Ah, those thr words, rustling like heather: the soft, voiceless dental fricative, followed by the roll of the tongue through the liquid /r/. It may even seem to give a frisson, like a light finger up the back of the neck or athwart the throat. That “thr” onset is not utterly distinctively English – Greek certainly has it, as does Icelandic, as do some other languages that have both sounds – but there certainly are many people learning English who have trouble with it.

But not all thr words have the same feel or flavour, the onset notwithstanding. There remain also the qualities of the following vowel and the subsequent consonant, if any. A word like thrip is a swift little flip, and thrift adds just a slight shift; threat and throat both stick dry; throne resonates, but on the cold side; thrum gives a warmer hum, and throng is even stronger; thrill gives a bit of a chill; but none other than thrall has quite the steady chordal effect, as from a band of theorbos or reed and pipe instruments (Corvus Corax, anyone?). It has the steady bright open low back unrounded vowel followed by that lateral liquid with velar coarticulation – the rime of all, ball, call, fall, gall, hall, mall, pall, tall, wall, and y’all. It holds you and keeps you.

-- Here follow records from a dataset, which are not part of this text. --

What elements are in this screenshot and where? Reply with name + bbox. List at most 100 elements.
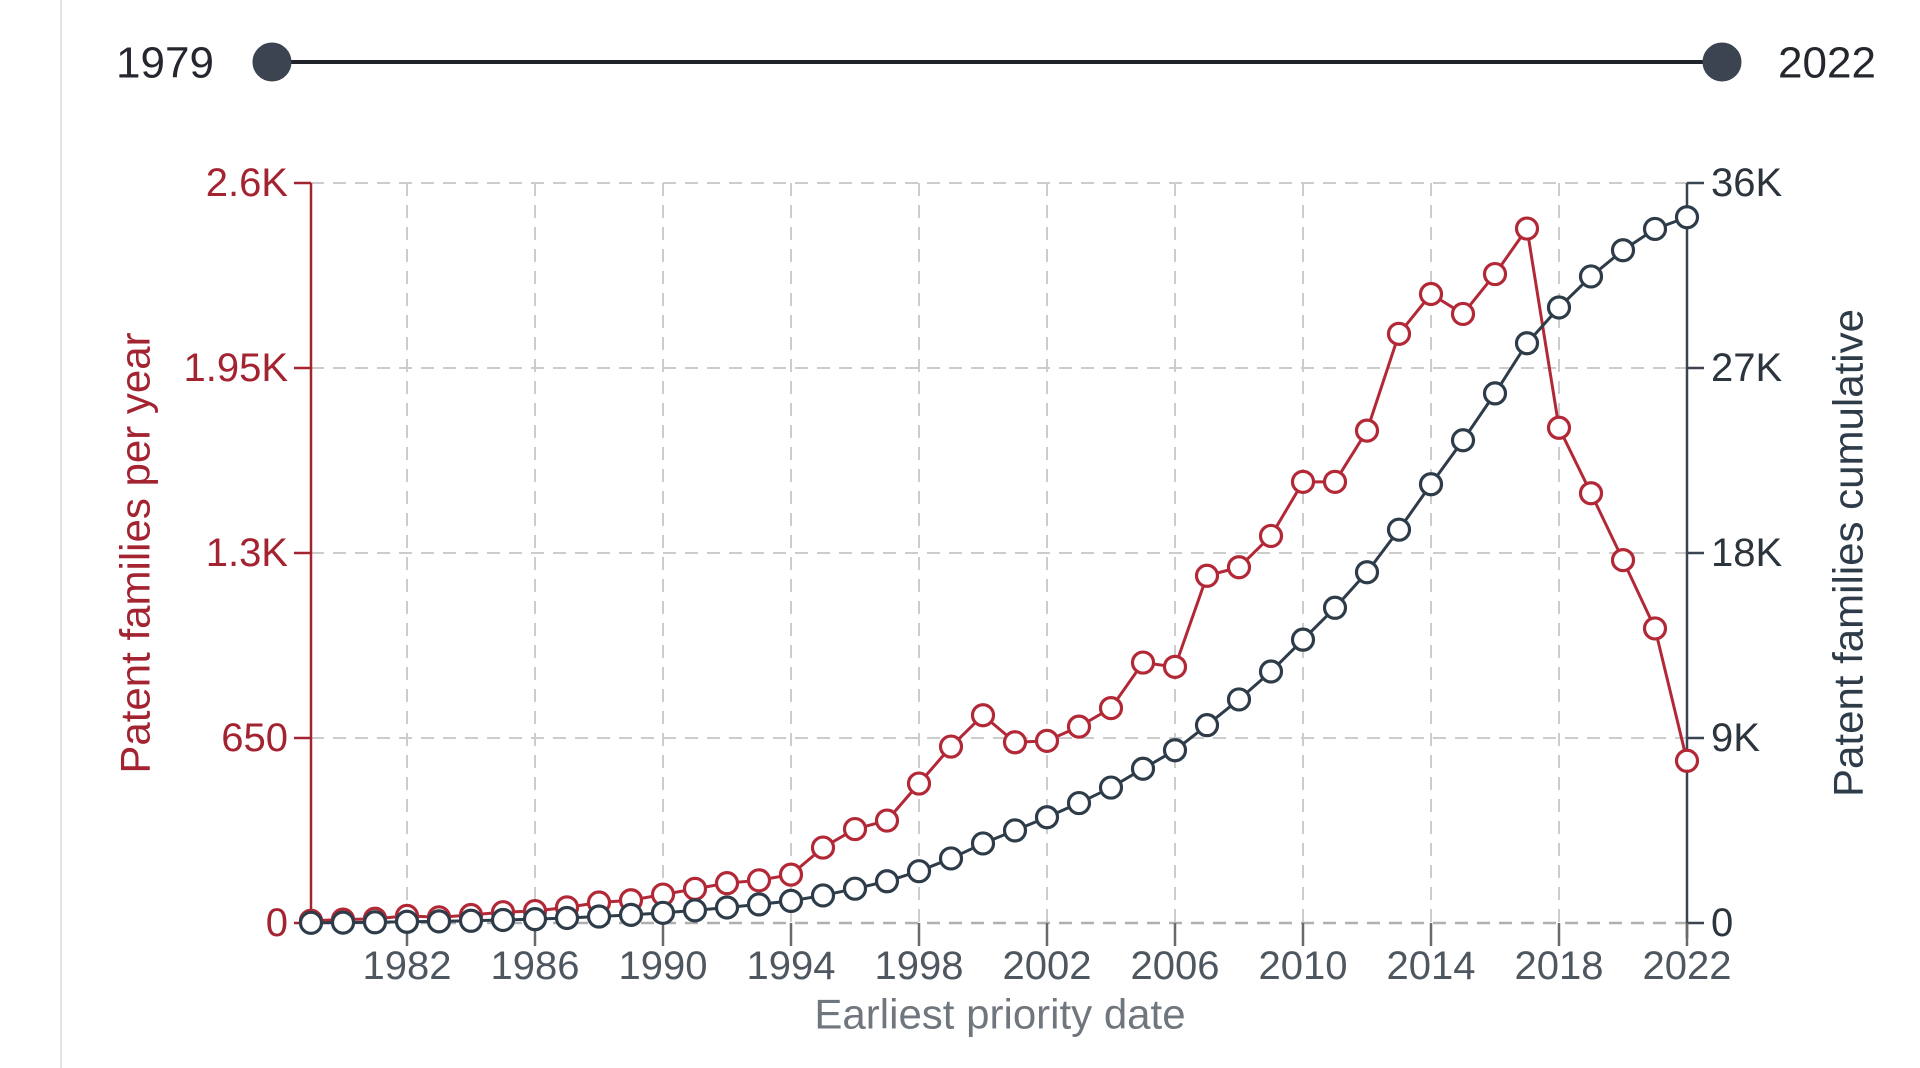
cumulative-point-1996[interactable] [842, 876, 868, 901]
slider-max-label: 2022 [1778, 39, 1876, 88]
cumulative-point-2021[interactable] [1642, 216, 1668, 242]
per-year-point-2012[interactable] [1354, 418, 1380, 443]
per-year-point-2002[interactable] [1034, 728, 1060, 753]
cumulative-point-1991[interactable] [682, 898, 708, 923]
per-year-point-2013[interactable] [1386, 321, 1412, 346]
per-year-point-1991[interactable] [682, 876, 708, 901]
cumulative-point-1980[interactable] [330, 910, 356, 935]
per-year-point-2022[interactable] [1674, 748, 1700, 773]
cumulative-point-1999[interactable] [938, 846, 964, 871]
per-year-point-1995[interactable] [810, 835, 836, 860]
left-axis-title: Patent families per year [112, 332, 159, 773]
per-year-point-2020[interactable] [1610, 548, 1636, 573]
per-year-point-2001[interactable] [1002, 730, 1028, 755]
per-year-point-1996[interactable] [842, 816, 868, 842]
cumulative-point-1981[interactable] [362, 910, 388, 935]
cumulative-point-2015[interactable] [1450, 428, 1476, 453]
cumulative-point-2001[interactable] [1002, 818, 1028, 843]
cumulative-point-2019[interactable] [1578, 264, 1604, 289]
right-axis-tick-label: 27K [1711, 346, 1782, 390]
per-year-point-2008[interactable] [1226, 555, 1252, 580]
cumulative-point-1997[interactable] [874, 869, 900, 894]
cumulative-point-1979[interactable] [298, 910, 324, 935]
cumulative-point-1983[interactable] [426, 909, 452, 934]
cumulative-point-2004[interactable] [1098, 775, 1124, 800]
per-year-line [310, 224, 1689, 923]
per-year-point-2005[interactable] [1130, 650, 1156, 675]
cumulative-point-2014[interactable] [1418, 472, 1444, 497]
cumulative-point-1989[interactable] [618, 902, 644, 927]
cumulative-point-2022[interactable] [1674, 205, 1700, 230]
cumulative-line [310, 215, 1688, 925]
cumulative-point-2010[interactable] [1290, 627, 1316, 652]
x-axis-tick-label: 2010 [1259, 944, 1348, 988]
per-year-point-2003[interactable] [1066, 714, 1092, 739]
per-year-point-2017[interactable] [1514, 216, 1540, 241]
cumulative-point-1987[interactable] [554, 905, 580, 931]
cumulative-point-1982[interactable] [394, 909, 420, 934]
per-year-point-2006[interactable] [1162, 654, 1188, 679]
slider-handle-right[interactable] [1702, 42, 1742, 82]
per-year-point-2018[interactable] [1546, 415, 1572, 440]
left-axis-tick-label: 2.6K [206, 161, 289, 205]
cumulative-point-1986[interactable] [522, 907, 548, 932]
x-axis-tick-label: 1982 [363, 944, 452, 988]
cumulative-point-1994[interactable] [778, 888, 804, 914]
per-year-point-1999[interactable] [938, 734, 964, 759]
cumulative-point-2016[interactable] [1482, 381, 1508, 406]
cumulative-point-2008[interactable] [1226, 687, 1252, 712]
cumulative-point-2009[interactable] [1258, 659, 1284, 684]
cumulative-point-2012[interactable] [1354, 560, 1380, 585]
cumulative-point-2006[interactable] [1162, 738, 1188, 763]
cumulative-point-2013[interactable] [1386, 517, 1412, 542]
x-axis-tick-label: 1994 [747, 944, 836, 988]
cumulative-point-1990[interactable] [650, 900, 676, 925]
per-year-point-2016[interactable] [1482, 261, 1508, 287]
per-year-point-1994[interactable] [778, 862, 804, 887]
cumulative-point-1988[interactable] [586, 904, 612, 929]
x-axis-tick-label: 1998 [875, 944, 964, 988]
per-year-point-2010[interactable] [1290, 469, 1316, 494]
cumulative-point-2002[interactable] [1034, 805, 1060, 830]
per-year-point-2011[interactable] [1322, 469, 1348, 494]
right-axis-tick-label: 0 [1711, 901, 1733, 945]
per-year-point-2000[interactable] [970, 703, 996, 728]
right-axis-title: Patent families cumulative [1825, 309, 1872, 797]
left-axis-tick-label: 1.95K [183, 346, 288, 390]
cumulative-point-1992[interactable] [714, 895, 740, 920]
per-year-point-2009[interactable] [1258, 523, 1284, 549]
cumulative-point-2007[interactable] [1194, 713, 1220, 738]
cumulative-point-1984[interactable] [458, 908, 484, 933]
per-year-point-1993[interactable] [746, 868, 772, 893]
per-year-point-2007[interactable] [1194, 563, 1220, 588]
per-year-point-2015[interactable] [1450, 301, 1476, 327]
cumulative-point-2020[interactable] [1610, 238, 1636, 263]
left-axis-tick-label: 0 [266, 901, 288, 945]
per-year-point-2019[interactable] [1578, 481, 1604, 506]
cumulative-point-2018[interactable] [1546, 295, 1572, 320]
cumulative-point-2017[interactable] [1514, 331, 1540, 356]
cumulative-point-1985[interactable] [490, 907, 516, 933]
per-year-point-2021[interactable] [1642, 616, 1668, 641]
cumulative-point-2005[interactable] [1130, 756, 1156, 781]
x-axis-tick-label: 2002 [1003, 944, 1092, 988]
year-range-slider: 1979 2022 [116, 39, 1876, 88]
cumulative-point-1993[interactable] [746, 892, 772, 917]
per-year-point-1992[interactable] [714, 871, 740, 896]
right-axis-tick-label: 9K [1711, 716, 1760, 760]
per-year-point-2004[interactable] [1098, 696, 1124, 721]
per-year-point-2014[interactable] [1418, 281, 1444, 307]
cumulative-point-1998[interactable] [906, 859, 932, 884]
cumulative-point-1995[interactable] [810, 883, 836, 908]
slider-min-label: 1979 [116, 39, 214, 88]
cumulative-point-2011[interactable] [1322, 595, 1348, 620]
per-year-point-1998[interactable] [906, 771, 932, 796]
cumulative-point-2003[interactable] [1066, 790, 1092, 816]
x-axis-tick-label: 2022 [1643, 944, 1732, 988]
per-year-point-1997[interactable] [874, 808, 900, 833]
slider-handle-left[interactable] [252, 42, 292, 82]
left-axis-tick-label: 650 [221, 716, 288, 760]
cumulative-point-2000[interactable] [970, 831, 996, 856]
x-axis-tick-label: 2014 [1387, 944, 1476, 988]
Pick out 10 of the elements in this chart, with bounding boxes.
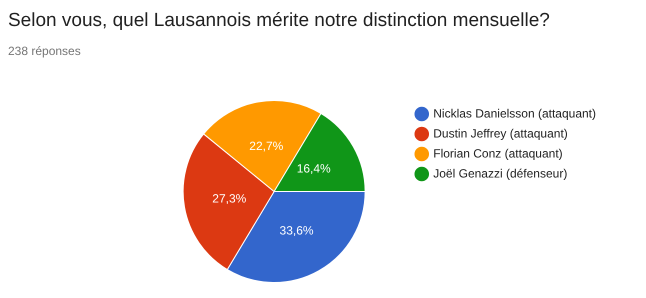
text: 238 réponses xyxy=(8,44,81,58)
data-label: 16,4% xyxy=(296,161,332,176)
legend-label: Joël Genazzi (défenseur) xyxy=(433,166,568,180)
legend-label: Florian Conz (attaquant) xyxy=(433,146,563,160)
data-label: 22,7% xyxy=(249,138,284,153)
data-label: 33,6% xyxy=(280,223,314,238)
chart-title: Selon vous, quel Lausannois mérite notre distinction mensuelle? xyxy=(8,10,550,32)
data-label: 27,3% xyxy=(212,192,247,206)
legend-label: Dustin Jeffrey (attaquant) xyxy=(433,126,568,140)
legend-label: Nicklas Danielsson (attaquant) xyxy=(433,106,596,120)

And a thrall is kept – kept in thrall. What, exactly, is a thrall? Well, we know what enthralled is used to mean: “fascinated, entranced, captivated”. Of those three, “captivated” is most directly accurate to origins, for a thrall was first of all a slave, a prisoner, one in bondage: the word comes from a Scandinavian root for servitude or drudgery (and will you now turn up your collar and pull your lapels together against that chill wind of the north?). From that, thrall came also to mean the condition of bondage or slavery itself.

But, perhaps thanks to the taste of thrill, and to an ethos where love was equated to a sort of ecstatic slavery (as in Shakespeare, for instance Midsummer Night’s Dream: “So is mine eye enthralled to thy shape”), enthralled has taken on a sense of willing captivation, of an enjoyment beyond enjoyment. And thrall likewise may be a thrill that cometh before a fall, but a thrill it often is, or even something more… like the sound of a pipe, leading you onward; all you can think or feel is that you must follow…

Thanks to Laurence Cooper for suggesting thrall.